When you say the ‘change the port in communication parameters’, do you mean this line: communication_parameters.set_for_local_network(conf.communication_parameters.port, conf.communication_parameters.ip_address)?

I’m reading the port and IP from the config file and pass it here, so it essentially equals to communication_parameters.set_for_local_network(30004, "")

Are there there anything else I’m missing? or how can I validate i’m doing the right thing?

Okay, you are doing the right thing already then. Do you have any firewall blocking the way ?

I fear you now have new issues totally unrelated to your initial one. It’s probably easier if you just learn a very small bit of C++

Hi @alassagne no there are no firewall, but thanks for the help.

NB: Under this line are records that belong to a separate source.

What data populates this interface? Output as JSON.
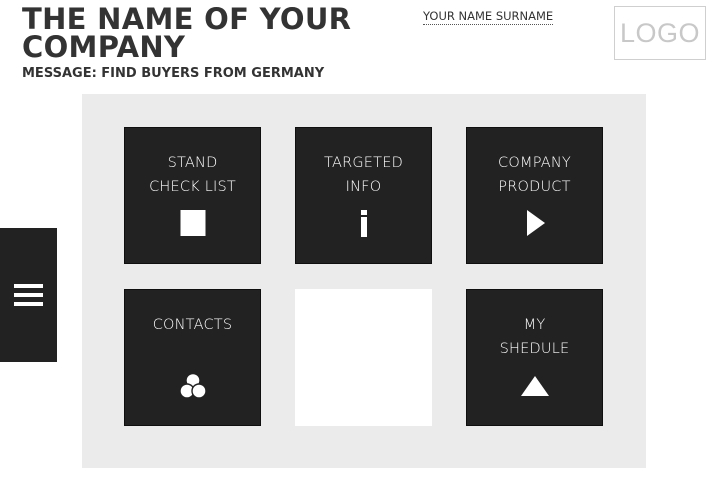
{
  "header": {
    "company_name": "THE NAME OF YOUR COMPANY",
    "message": "MESSAGE: FIND BUYERS FROM GERMANY",
    "user_name": "YOUR NAME SURNAME",
    "logo_text": "LOGO"
  },
  "menu": {
    "icon": "hamburger-icon"
  },
  "tiles": [
    {
      "line1": "STAND",
      "line2": "CHECK LIST",
      "icon": "square-icon"
    },
    {
      "line1": "TARGETED",
      "line2": "INFO",
      "icon": "info-icon"
    },
    {
      "line1": "COMPANY",
      "line2": "PRODUCT",
      "icon": "play-icon"
    },
    {
      "line1": "CONTACTS",
      "line2": "",
      "icon": "circles-icon"
    },
    {
      "line1": "",
      "line2": "",
      "icon": ""
    },
    {
      "line1": "MY",
      "line2": "SHEDULE",
      "icon": "triangle-up-icon"
    }
  ],
  "colors": {
    "tile_background": "#222222",
    "panel_background": "#ebebeb",
    "text_dark": "#333333",
    "accent_white": "#ffffff"
  }
}
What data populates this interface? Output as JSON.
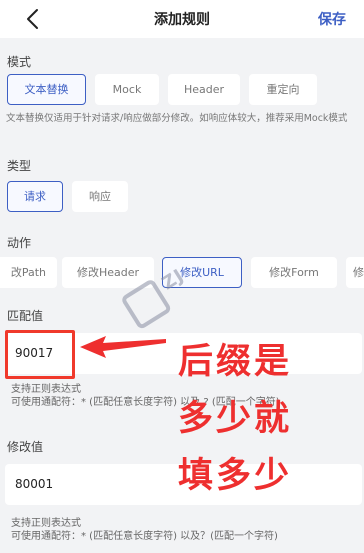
{
  "header": {
    "title": "添加规则",
    "save_label": "保存"
  },
  "mode": {
    "label": "模式",
    "options": [
      "文本替换",
      "Mock",
      "Header",
      "重定向"
    ],
    "selected": "文本替换",
    "description": "文本替换仅适用于针对请求/响应做部分修改。如响应体较大，推荐采用Mock模式"
  },
  "type": {
    "label": "类型",
    "options": [
      "请求",
      "响应"
    ],
    "selected": "请求"
  },
  "action": {
    "label": "动作",
    "options": [
      "改Path",
      "修改Header",
      "修改URL",
      "修改Form",
      "修"
    ],
    "selected": "修改URL"
  },
  "match": {
    "label": "匹配值",
    "value": "90017",
    "hint_line1": "支持正则表达式",
    "hint_line2": "可使用通配符：* (匹配任意长度字符) 以及 ? (匹配一个字符)"
  },
  "modify": {
    "label": "修改值",
    "value": "80001",
    "hint_line1": "支持正则表达式",
    "hint_line2": "可使用通配符：* (匹配任意长度字符) 以及？(匹配一个字符)"
  },
  "annotation": {
    "lines": [
      "后缀是",
      "多少就",
      "填多少"
    ],
    "color": "#ee2f2f"
  },
  "colors": {
    "accent": "#3d5fc4",
    "background": "#f2f3f5"
  }
}
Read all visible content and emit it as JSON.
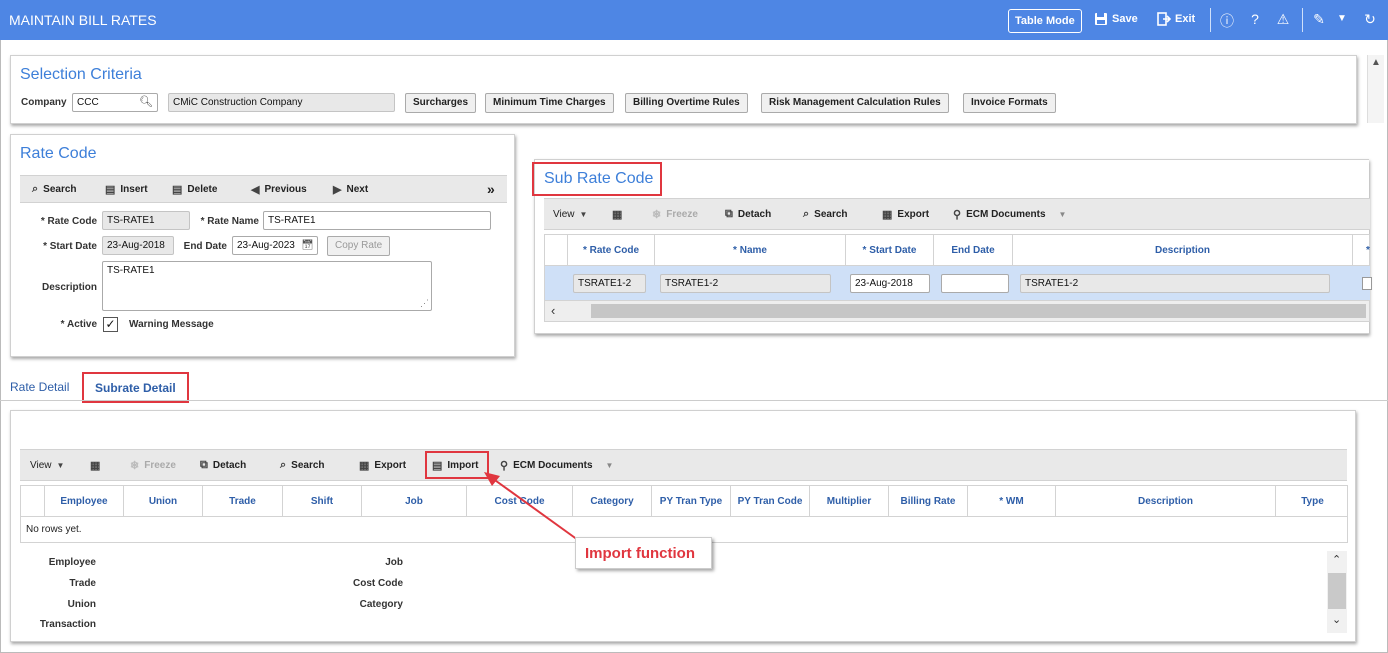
{
  "app": {
    "title": "MAINTAIN BILL RATES",
    "table_mode": "Table Mode",
    "save": "Save",
    "exit": "Exit"
  },
  "selection": {
    "title": "Selection Criteria",
    "company_label": "Company",
    "company_value": "CCC",
    "company_name": "CMiC Construction Company",
    "buttons": [
      "Surcharges",
      "Minimum Time Charges",
      "Billing Overtime Rules",
      "Risk Management Calculation Rules",
      "Invoice Formats"
    ]
  },
  "rate_code": {
    "title": "Rate Code",
    "toolbar": {
      "search": "Search",
      "insert": "Insert",
      "delete": "Delete",
      "previous": "Previous",
      "next": "Next"
    },
    "rate_code_label": "Rate Code",
    "rate_code_value": "TS-RATE1",
    "rate_name_label": "Rate Name",
    "rate_name_value": "TS-RATE1",
    "start_date_label": "Start Date",
    "start_date_value": "23-Aug-2018",
    "end_date_label": "End Date",
    "end_date_value": "23-Aug-2023",
    "copy_rate": "Copy Rate",
    "description_label": "Description",
    "description_value": "TS-RATE1",
    "active_label": "Active",
    "warning_label": "Warning Message"
  },
  "sub_rate": {
    "title": "Sub Rate Code",
    "toolbar": {
      "view": "View",
      "freeze": "Freeze",
      "detach": "Detach",
      "search": "Search",
      "export": "Export",
      "ecm": "ECM Documents"
    },
    "columns": [
      "* Rate Code",
      "* Name",
      "* Start Date",
      "End Date",
      "Description",
      "*"
    ],
    "row": {
      "rate_code": "TSRATE1-2",
      "name": "TSRATE1-2",
      "start_date": "23-Aug-2018",
      "end_date": "",
      "description": "TSRATE1-2"
    }
  },
  "tabs": [
    "Rate Detail",
    "Subrate Detail"
  ],
  "subrate_detail": {
    "toolbar": {
      "view": "View",
      "freeze": "Freeze",
      "detach": "Detach",
      "search": "Search",
      "export": "Export",
      "import": "Import",
      "ecm": "ECM Documents"
    },
    "columns": [
      "Employee",
      "Union",
      "Trade",
      "Shift",
      "Job",
      "Cost Code",
      "Category",
      "PY Tran Type",
      "PY Tran Code",
      "Multiplier",
      "Billing Rate",
      "* WM",
      "Description",
      "Type"
    ],
    "empty": "No rows yet.",
    "fields_left": [
      "Employee",
      "Trade",
      "Union",
      "Transaction"
    ],
    "fields_right": [
      "Job",
      "Cost Code",
      "Category"
    ]
  },
  "annotation": "Import function",
  "colors": {
    "header": "#4e86e4",
    "title": "#3d7fd9",
    "highlight": "#e0363f"
  }
}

I wish I have more time to learn some C++ but with project deadline next week it’s probably too late to change everything. Are there any other approach I may try? if not I might just see how I could enhance the multithreading way further…

Beside, what do Fusion module need at the minimum to fuse bodyData? Is it possible to send numpy arrays from each process, and convert those array back to slBodies in the main thread for the fusion module to consume?

Is the “subscription” absolutely necessarily?